O gün okuldan çıkıp eve doğru yürürken telefonu çaldı. Kayıtlı olmayan bir numara arıyordu. Açmakla açmamak arasında bir müddet tereddüt etti. Çünkü tanımadığı numaraları açmazdı. Bir an çocukların okulundan arıyorlarsa diye düşünüp açmaya karar verdi. “Merhaba.” dedi telaşlı, ürkek bir ses. Konuşup konuşmamakta kararsız, ne konuşacağını bilmeyen bir ses “Sinan Bey’le mi görüşüyorum?” diye sordu. Çok tanıdık bir sesti telefondaki. Sesin kime ait olduğunu çıkarmaya çalışarak “Evet.” diye karşılık verirken içinde yaralı bir güvercin kanat çırpmaya başladı. Yer kayıyordu sanki ayaklarının altında. Sendeledi, tutunacak bir yer aradı, bulamadı. Başı dönüyordu. Bu tür duyguları ancak filmlerde olur sanıyordu. “Aman Allah’ım, Kıymet bu.” diye geçirdi içinden. Unutmamıştı sesini bunca seneden sonra. Tamam, ara ara düşünüyor, nerede ve nasıl olduğunu merak ediyordu. Hatta özlüyordu. Ama hepsi buydu, bu kadardı, daha ötesi yoktu. Kendini çimdikledi gerçek mi, diye. Nasıl oldu bilmiyorum ama bu anlık düşünceden kurtulup toparladı kendini Sinan. Yol üzerinde bir banka oturup konuşmaya çalıştı. “Buyurun, ben Sinan.” dedi. Sanki sesi tanıyamamış ya da emin olmak istermiş gibi sordu.
- Siz kimsiniz?
Bu defa tereddüt etme sırası telefondaki sesteydi. Niçin aramıştı bunca yıldan sonra. Madem arayacaktı, niçin önce aramamıştı. Mutlu değil miydi? Niçin başka biriyle evlenmeyi kabul etmişti? Kafasında daha önce aklına gelmeyen yığınla deli sorular, kuşkular, acabalar oluşmaya başladı. Telefon etmese iyiydi ya etmişti işte. Çaresiz konuşacaktı. Sesi titreyerek,
- Merhaba Sinan, ben Kıymet.
Sesi kesik kesik çıkmıştı sanki ağlamaklı gibi. “Umarım zamansız arayıp da seni rahatsız etmedim.” dedi mahcup bir ses tonuyla.
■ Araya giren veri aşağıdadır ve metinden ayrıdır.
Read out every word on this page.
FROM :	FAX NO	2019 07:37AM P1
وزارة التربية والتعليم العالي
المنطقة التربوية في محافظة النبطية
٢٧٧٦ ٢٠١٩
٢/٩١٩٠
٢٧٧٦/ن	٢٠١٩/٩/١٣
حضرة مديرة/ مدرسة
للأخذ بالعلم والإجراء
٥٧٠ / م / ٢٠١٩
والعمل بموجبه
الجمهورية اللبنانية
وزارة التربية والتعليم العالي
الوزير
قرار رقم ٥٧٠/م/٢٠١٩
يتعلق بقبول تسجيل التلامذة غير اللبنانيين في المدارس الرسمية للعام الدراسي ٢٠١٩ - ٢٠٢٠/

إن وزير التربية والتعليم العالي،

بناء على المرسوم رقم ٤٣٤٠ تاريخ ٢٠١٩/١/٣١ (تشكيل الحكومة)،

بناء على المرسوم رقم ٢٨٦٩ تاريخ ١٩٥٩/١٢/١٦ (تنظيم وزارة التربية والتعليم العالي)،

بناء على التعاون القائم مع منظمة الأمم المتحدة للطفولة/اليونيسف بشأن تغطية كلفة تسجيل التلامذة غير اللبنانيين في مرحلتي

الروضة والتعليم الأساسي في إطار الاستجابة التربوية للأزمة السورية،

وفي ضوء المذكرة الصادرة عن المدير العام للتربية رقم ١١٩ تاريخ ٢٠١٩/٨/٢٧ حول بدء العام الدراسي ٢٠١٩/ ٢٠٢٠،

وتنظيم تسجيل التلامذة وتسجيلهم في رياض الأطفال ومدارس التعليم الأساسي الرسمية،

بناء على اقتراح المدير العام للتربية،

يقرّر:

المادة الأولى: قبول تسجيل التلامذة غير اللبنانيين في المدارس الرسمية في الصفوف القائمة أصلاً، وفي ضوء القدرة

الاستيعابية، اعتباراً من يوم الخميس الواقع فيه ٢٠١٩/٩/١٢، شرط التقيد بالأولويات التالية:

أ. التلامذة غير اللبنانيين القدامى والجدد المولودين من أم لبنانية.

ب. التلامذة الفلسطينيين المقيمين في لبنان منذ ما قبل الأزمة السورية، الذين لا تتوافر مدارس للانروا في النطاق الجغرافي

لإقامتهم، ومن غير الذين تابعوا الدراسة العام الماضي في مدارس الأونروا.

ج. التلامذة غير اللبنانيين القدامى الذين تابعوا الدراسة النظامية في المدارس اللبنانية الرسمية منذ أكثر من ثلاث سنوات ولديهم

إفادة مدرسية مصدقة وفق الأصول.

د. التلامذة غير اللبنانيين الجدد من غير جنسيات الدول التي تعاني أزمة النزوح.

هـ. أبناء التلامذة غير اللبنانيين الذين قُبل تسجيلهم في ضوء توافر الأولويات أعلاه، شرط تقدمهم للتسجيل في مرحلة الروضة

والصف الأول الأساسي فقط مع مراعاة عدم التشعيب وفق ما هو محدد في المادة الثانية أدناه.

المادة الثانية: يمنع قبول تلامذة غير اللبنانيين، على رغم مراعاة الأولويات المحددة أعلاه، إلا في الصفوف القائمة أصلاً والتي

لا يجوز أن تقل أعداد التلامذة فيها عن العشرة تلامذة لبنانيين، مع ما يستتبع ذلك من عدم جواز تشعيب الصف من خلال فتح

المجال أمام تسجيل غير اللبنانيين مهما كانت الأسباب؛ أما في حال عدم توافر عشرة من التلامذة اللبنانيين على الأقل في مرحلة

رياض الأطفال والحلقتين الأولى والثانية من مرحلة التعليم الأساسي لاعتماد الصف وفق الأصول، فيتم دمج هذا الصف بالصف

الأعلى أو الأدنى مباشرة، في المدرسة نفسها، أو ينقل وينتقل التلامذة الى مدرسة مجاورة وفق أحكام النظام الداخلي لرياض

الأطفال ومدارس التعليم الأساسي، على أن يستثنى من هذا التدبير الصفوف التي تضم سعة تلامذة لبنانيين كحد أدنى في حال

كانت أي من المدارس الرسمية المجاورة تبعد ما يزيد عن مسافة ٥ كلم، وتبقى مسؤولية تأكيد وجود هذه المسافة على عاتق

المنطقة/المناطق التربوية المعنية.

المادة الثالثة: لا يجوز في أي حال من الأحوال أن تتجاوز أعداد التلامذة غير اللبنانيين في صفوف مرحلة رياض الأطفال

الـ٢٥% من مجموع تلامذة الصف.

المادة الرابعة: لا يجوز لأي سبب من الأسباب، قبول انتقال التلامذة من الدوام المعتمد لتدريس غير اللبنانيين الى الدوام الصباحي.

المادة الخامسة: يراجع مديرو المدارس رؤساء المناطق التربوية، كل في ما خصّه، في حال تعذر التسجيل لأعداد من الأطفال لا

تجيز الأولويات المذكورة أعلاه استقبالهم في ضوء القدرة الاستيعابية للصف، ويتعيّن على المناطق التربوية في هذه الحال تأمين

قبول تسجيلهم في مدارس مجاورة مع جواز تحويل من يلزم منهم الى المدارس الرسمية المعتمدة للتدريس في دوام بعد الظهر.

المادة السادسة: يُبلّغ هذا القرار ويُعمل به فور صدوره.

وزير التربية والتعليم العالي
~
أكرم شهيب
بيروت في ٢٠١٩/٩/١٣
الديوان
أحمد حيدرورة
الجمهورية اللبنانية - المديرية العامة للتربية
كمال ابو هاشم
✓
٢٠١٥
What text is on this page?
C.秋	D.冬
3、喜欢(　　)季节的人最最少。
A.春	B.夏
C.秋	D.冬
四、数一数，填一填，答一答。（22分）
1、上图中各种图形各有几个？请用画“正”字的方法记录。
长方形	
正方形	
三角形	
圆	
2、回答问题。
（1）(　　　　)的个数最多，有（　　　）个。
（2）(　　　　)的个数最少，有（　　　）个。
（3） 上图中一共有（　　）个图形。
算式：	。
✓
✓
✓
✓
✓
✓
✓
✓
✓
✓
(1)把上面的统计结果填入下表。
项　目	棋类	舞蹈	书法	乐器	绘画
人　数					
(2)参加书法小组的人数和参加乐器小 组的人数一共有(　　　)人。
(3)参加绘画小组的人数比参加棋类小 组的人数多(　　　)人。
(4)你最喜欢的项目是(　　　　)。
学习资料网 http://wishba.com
Ama devamı gelmedi hıçkırıklara boğuldu, konuşamadı. Telaşlanmıştı Sinan. Sanki yıllar yıllar öncesinde olduğu gibi belki koruma içgüdüsüyle, belki yardımcı olabilme telaşıyla belki de ne yapacağını bilemediğinden heyecanla peş peşe “ Kıymet, Kıymet, kıymet!” diye en az üç kez seslendi. “ Ne oldu sana niçin ağlıyorsun? Sakin sakin anlat ki anlayayım, elimden gelen bir şey varsa yardımcı olayım.” dedi ama Kıymet hala hıçkıra hıçkıra ağlıyordu. Bekledi sabırla, bunca zaman onu görmeden nasıl durduysa öyle bekledi. Nasıl olsa sakinleşecekti. Çok sürmedi bu ağlamaklı durum. Kıymet konuşmaya başladı usuldan. Sanki günah çıkartmak ister gibi “ Hata yaptım kaçmamakla, aileme karşı koymamakla, senden vazgeçmekle.” dedi. Ağzından çıkan her söz pişmanlığı, çaresizliği, mutsuzluğu tarif etmekteydi. “Alışırım zannettim, unuturum sandım. Olmadı. Ne alışabildim ne de unutabildim. Aksine yaşadığım her gün, aldığım her nefeste sana olan hasretim, sevgim, özlemim daha da arttı. Sensiz geçen her gün cehennem azabına dönüştü. Çok pişmanım Sinan. Eğer varsa bir yolu beni affetmenin affet ne olur. Affet ki en azından affettiğini bilip biraz olsun huzur bulayım. Affet ki mezarımda bari rahat uyuyayım.”
Şaşkın bir şekilde Kıymet’in itiraflarını, pişmanlıklarını dinleyen Sinan mezar lafını duyar duymaz “ Dur, dur ne diyorsun sen, ne mezarı, ne ölmesi Kıymet’im, ağzından yel alsın.” dedi, sanki yıllar öncesindeymiş gibi, endişeli bir ses tonuyla ne söylediğini bilmeden. Kıymet’in konuşmasına fırsat vermeden nasıl hitap edeceğini de bilemeden sordu,
- Ne oldu, hasta mısın? Niçin hemen ölecekmiş gibi konuşuyorsun? Bir yerde buluşup
yüz yüze konuşalım mı?
“Hayır.” dedi Kıymet. “Seni görürsem daha kötü olurum, yüreğim dayanmaz. Seni aramam bile hataydı. Söz geçiremedim yüreğime. Artık ne konuşmak ne de görüşmek istemem. Sen de lütfen aramamış kabul et. Düşün ki böyle gir görüşme hiç olmadı, ben seni hiç aramadım.” dedi ve kapattı Sinan’ın konuşmasına fırsat vermeden. Sinan hemen aradı numarayı ama Kıymet açmadı. Yine aradı. Bu defa telefon kapalıydı. Mesaj yazdı telefonu aç diye ama nafile. Artık, ulaşılamıyordu Kıymet’in telefonuna.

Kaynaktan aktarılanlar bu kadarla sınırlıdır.